Heck v. Humphrey does not bar a 42 U.S.C. § 1983 claim when a defendant pled nolo contendere after the superior court denied his suppression motion and no evidence was introduced against him, therefore his conviction “derive[d] from [his] plea, not from [a] verdict obtained with supposedly illegal evidence.”

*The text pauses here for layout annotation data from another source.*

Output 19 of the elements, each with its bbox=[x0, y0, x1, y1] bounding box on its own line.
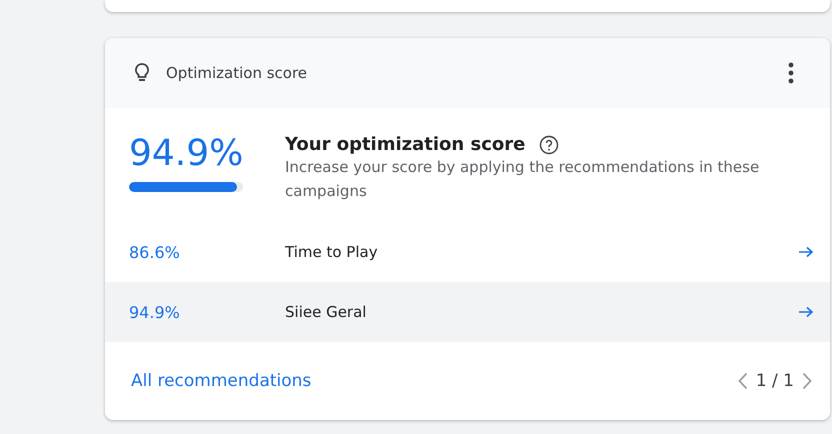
all-recommendations-link[interactable]: All recommendations bbox=[131, 371, 738, 391]
campaign-name: Siiee Geral bbox=[285, 303, 368, 321]
chevron-right-icon[interactable] bbox=[802, 372, 812, 390]
score-heading: Your optimization score bbox=[285, 134, 526, 155]
campaign-name: Time to Play bbox=[285, 243, 379, 261]
card-title: Optimization score bbox=[166, 64, 308, 82]
arrow-right-icon[interactable] bbox=[798, 306, 814, 318]
chevron-left-icon[interactable] bbox=[738, 372, 748, 390]
campaign-row[interactable]: 86.6% Time to Play bbox=[105, 222, 830, 282]
arrow-right-icon[interactable] bbox=[798, 246, 814, 258]
campaign-row[interactable]: 94.9% Siiee Geral bbox=[105, 282, 830, 342]
help-icon[interactable] bbox=[539, 134, 560, 154]
score-description: Increase your score by applying the recommendations in these campaigns bbox=[285, 157, 760, 202]
more-options-icon[interactable] bbox=[788, 62, 794, 84]
campaign-score: 86.6% bbox=[129, 242, 181, 262]
page-indicator: 1 / 1 bbox=[756, 371, 794, 391]
lightbulb-icon bbox=[135, 63, 149, 83]
score-value: 94.9% bbox=[129, 134, 244, 174]
campaign-score: 94.9% bbox=[129, 302, 181, 322]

In 2005, Edwin Lockett attempted to drive home after a party when his car slid off the road close to his house. Lockett, unable to get it back on the road, walked home and encountered a witness at the scene. Yreka California Highway Patrol received a call reporting the car and Lockett’s seemingly intoxicated state from the witness. Police then responded to the car, which lead them to Locket’s home where Lockett was asleep and visibly intoxicated. Lockett’s home was entered by police without a warrant, and police subsequently obtained evidence that he had driven under the influence of alcohol earlier that night. Lockett filed a federal 42 U.S.C. § 1983 complaint believing his Fourth Amendment rights were violated. The district court dismissed Lockett’s § 1983 complaint, holding the case was barred by Heck v. Humphrey, and lacked subject matter jurisdiction. The Ninth Circuit reasoned that Heck does not bar Lockett’s § 1983 claim, because Lockett pled nolo contendere after the superior court denied his suppression motion, and was thus not tried and no evidence was introduced against him, therefore his conviction “derive[d] from [his] plea, not from [a] verdict obtained with supposedly illegal evidence.” The Ninth Circuit concluded that neither the Heck bar, nor Lockett’s Cal. Penal Code section 1538.5 appellate waiver, nor collateral estoppel operated to bar Lockett’s § 1983 Fourth Amendment claim. REVERSED and REMANDED.